Dans l’état de faiblesse où se trouve la graine qui commence sa végétation, elle repousse d’autres alimens, qui deviennent les principaux agens de nutrition lorsqu’elle est plus forte.

L’acte de la germination s’opère dans le même temps à la lumière et à l’obscurité ; mais M. de Saussure, qui a fait cette observation, a vu qu’après le travail de la germination, le développement de la plante était rapide, et plus parfait à la lumière qu’à l’ombre.

Ainsi, dans la germination des grains, tout se réduit aux faits suivans :

L’eau ou l’humidité gonflent la graine, et l’oxigène qu’elles tiennent en dissolution commence à en soustraire une première portion de carbone, principe dominant dans la graine.
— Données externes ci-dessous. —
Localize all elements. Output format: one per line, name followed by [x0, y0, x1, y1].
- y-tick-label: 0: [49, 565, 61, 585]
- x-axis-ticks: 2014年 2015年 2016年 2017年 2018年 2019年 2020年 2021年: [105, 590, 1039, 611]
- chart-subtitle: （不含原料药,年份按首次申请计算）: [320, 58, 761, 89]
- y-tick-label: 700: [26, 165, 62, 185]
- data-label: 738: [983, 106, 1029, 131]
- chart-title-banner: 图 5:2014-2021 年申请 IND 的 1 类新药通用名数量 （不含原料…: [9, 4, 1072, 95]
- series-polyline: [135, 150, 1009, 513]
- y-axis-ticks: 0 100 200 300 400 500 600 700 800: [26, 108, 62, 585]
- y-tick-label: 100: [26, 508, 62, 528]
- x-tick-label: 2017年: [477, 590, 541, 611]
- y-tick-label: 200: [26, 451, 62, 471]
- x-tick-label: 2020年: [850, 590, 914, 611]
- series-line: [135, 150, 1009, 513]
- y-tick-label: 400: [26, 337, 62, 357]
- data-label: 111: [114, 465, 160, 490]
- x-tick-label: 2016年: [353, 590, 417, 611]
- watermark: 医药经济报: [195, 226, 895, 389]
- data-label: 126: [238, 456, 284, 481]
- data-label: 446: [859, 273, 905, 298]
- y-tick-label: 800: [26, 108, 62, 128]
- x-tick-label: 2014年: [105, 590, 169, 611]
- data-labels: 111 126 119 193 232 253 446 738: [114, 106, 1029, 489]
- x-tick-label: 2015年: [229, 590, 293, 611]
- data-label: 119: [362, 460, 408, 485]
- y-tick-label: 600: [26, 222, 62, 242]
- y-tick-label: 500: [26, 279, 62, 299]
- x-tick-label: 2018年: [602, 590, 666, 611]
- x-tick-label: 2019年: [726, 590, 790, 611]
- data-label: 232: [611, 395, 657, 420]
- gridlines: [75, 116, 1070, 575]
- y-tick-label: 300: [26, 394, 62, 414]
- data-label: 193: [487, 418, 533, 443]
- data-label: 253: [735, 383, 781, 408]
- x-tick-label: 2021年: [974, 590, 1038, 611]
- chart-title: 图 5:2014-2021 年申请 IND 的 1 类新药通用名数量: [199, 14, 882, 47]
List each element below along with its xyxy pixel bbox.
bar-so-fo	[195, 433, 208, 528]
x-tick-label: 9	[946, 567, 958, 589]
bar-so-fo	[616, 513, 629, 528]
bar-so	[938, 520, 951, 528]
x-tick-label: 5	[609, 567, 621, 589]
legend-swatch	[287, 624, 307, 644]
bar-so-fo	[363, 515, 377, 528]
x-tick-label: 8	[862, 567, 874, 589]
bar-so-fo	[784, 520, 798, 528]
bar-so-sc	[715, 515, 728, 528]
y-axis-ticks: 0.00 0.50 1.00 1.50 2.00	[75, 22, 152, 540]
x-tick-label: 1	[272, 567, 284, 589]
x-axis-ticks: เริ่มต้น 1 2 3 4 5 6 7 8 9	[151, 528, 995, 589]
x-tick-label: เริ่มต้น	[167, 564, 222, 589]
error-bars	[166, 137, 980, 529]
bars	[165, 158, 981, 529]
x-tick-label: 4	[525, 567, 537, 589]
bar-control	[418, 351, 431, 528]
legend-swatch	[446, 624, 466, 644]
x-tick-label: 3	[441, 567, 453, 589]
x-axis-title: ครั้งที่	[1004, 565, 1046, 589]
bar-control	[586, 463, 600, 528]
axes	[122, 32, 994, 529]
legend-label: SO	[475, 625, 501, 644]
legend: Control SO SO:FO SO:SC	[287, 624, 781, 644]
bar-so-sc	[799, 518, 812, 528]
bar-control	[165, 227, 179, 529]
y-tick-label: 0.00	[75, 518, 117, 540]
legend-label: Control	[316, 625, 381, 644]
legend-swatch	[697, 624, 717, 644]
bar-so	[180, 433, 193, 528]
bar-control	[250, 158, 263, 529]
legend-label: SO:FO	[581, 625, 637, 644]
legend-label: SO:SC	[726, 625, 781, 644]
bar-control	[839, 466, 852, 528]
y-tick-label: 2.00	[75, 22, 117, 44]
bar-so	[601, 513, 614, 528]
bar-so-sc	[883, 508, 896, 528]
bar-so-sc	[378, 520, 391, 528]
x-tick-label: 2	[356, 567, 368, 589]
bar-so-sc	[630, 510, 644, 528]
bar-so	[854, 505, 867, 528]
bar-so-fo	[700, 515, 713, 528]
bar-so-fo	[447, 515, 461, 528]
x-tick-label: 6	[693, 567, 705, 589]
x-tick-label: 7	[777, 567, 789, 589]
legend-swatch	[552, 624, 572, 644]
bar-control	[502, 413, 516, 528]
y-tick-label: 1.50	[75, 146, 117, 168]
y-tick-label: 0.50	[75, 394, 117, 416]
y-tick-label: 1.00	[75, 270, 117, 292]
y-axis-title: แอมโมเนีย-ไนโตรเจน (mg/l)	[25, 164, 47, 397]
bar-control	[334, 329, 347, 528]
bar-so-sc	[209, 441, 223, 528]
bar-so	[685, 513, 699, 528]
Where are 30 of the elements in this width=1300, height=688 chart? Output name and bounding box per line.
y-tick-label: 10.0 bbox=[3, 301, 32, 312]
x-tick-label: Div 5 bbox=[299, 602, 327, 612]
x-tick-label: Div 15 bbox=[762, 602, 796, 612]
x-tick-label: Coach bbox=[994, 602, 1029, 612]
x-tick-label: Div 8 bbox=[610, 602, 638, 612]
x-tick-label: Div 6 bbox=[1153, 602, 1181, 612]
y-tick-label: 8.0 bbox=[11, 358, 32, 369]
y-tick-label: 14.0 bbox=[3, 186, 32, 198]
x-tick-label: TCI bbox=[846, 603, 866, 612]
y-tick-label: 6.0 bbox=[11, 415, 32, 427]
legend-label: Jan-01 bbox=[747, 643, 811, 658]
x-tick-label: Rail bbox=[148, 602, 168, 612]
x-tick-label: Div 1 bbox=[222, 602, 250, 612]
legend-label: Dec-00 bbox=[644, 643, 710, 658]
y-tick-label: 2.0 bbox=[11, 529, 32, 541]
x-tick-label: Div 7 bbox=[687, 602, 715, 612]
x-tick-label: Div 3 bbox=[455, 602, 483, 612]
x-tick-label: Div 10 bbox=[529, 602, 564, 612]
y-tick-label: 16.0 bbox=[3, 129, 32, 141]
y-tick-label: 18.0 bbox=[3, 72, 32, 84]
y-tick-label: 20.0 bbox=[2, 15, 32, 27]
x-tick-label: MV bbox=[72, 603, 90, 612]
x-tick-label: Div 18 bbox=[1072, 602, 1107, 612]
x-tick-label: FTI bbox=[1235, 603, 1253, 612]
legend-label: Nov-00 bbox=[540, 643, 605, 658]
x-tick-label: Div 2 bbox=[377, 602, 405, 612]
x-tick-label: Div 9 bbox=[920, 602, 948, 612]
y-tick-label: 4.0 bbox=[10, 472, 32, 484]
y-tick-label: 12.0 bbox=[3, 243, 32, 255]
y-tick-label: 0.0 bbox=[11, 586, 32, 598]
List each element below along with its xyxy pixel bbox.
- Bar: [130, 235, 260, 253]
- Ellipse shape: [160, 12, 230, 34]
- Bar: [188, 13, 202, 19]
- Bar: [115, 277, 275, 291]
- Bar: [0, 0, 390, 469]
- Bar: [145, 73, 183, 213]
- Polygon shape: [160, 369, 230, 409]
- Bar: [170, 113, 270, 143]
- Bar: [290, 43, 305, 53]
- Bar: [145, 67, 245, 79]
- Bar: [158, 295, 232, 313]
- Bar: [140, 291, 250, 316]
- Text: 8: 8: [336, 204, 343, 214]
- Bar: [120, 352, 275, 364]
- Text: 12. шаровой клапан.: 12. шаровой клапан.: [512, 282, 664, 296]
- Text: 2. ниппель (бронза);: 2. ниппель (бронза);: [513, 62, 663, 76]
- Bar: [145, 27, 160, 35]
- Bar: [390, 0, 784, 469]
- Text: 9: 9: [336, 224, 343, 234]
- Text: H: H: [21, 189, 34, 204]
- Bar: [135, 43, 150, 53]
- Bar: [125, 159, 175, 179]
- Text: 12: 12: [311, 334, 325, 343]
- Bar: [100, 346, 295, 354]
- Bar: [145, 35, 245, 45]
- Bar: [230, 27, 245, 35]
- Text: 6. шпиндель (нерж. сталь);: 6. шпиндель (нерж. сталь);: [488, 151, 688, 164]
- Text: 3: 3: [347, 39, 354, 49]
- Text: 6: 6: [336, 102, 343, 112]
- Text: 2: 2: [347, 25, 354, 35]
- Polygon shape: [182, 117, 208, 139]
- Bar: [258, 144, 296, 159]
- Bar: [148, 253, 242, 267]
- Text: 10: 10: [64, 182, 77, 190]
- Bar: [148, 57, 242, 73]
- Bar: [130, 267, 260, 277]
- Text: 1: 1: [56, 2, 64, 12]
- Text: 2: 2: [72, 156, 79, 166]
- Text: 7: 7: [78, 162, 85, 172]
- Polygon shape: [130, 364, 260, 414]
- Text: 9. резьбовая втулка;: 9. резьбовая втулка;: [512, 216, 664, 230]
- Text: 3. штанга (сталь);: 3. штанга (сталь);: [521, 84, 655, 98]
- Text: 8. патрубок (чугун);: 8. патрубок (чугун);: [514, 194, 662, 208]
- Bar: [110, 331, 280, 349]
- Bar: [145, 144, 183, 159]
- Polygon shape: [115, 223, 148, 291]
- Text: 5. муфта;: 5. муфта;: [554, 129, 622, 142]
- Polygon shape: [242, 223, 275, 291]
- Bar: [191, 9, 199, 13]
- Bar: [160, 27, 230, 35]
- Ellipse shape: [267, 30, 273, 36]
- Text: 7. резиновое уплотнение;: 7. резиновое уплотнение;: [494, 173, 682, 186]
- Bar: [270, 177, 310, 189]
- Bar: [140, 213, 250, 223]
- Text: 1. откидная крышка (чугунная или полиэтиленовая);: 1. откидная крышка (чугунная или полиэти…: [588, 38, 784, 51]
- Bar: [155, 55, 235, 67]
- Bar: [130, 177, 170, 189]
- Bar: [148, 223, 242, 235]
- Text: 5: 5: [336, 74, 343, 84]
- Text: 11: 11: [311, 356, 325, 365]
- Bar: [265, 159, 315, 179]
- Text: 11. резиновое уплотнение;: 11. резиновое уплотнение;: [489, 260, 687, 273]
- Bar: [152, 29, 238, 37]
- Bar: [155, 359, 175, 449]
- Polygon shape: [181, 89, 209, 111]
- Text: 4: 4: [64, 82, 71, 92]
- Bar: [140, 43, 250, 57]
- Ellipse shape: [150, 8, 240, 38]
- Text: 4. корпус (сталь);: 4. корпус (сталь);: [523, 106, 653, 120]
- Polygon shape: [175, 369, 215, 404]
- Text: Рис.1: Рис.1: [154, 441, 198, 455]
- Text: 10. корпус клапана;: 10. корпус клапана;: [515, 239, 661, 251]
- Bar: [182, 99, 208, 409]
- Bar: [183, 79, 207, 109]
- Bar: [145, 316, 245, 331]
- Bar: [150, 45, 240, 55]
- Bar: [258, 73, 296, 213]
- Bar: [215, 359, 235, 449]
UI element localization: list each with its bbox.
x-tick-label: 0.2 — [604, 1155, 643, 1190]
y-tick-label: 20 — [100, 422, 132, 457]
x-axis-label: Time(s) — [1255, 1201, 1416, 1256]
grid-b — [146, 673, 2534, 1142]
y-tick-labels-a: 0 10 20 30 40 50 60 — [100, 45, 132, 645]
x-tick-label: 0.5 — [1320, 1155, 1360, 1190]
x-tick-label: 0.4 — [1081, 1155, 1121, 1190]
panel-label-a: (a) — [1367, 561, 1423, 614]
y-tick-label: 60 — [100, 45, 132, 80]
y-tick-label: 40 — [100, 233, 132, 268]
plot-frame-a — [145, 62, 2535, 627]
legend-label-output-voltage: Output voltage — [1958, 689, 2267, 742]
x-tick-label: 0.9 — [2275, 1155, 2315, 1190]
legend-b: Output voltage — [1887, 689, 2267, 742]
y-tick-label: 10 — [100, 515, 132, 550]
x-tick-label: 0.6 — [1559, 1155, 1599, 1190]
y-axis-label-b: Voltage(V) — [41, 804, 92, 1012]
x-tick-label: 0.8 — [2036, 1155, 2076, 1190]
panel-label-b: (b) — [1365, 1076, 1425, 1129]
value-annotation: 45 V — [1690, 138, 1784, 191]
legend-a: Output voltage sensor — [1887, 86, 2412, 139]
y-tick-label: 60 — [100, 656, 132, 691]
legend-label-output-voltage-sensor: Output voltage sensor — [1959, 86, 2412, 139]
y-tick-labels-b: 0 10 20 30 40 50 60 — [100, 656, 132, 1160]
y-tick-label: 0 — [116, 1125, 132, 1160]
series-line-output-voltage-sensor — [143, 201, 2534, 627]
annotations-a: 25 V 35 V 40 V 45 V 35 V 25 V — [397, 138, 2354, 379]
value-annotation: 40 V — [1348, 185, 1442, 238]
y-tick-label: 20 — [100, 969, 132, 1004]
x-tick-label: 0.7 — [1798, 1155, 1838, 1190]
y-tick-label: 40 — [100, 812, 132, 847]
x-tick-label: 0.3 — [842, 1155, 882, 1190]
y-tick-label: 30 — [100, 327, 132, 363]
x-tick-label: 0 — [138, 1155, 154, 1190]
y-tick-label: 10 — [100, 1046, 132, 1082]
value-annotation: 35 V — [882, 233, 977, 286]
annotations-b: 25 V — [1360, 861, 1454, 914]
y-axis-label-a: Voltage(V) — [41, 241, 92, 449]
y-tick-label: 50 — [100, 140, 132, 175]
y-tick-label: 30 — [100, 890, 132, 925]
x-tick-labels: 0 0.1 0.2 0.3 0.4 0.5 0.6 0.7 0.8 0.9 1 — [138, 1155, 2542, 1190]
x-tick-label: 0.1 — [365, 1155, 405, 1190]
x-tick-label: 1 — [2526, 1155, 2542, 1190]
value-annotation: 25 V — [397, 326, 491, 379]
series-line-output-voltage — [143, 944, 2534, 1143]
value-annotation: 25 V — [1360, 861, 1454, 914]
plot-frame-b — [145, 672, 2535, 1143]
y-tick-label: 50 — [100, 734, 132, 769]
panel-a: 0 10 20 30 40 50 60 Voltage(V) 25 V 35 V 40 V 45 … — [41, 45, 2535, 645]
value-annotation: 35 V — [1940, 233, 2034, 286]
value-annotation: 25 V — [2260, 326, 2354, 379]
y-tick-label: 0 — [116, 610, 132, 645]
Le gonflement facilite l’introduction de l’air atmosphérique dans l’intérieur de la graine : alors l’oxigène se combine plus abondamment avec le carbone, et forme de l’acide carbonique, qui se dégage à l’état de gaz.

La chaleur nécessaire à la germination des graines facilite l’action de l’oxigène et la volatilisation de l’acide carbonique, en même temps qu’elle excite le germe et provoque son développement.

La soustraction d’une portion de carbone change l’état et la nature des graines ; le mucilage et l’amidon dont elles sont composées presqu’en entier, en perdant une partie de leur carbone, passent à l’état de corps doux, laiteux et sucré, qui sert de première nourriture à l’embryon.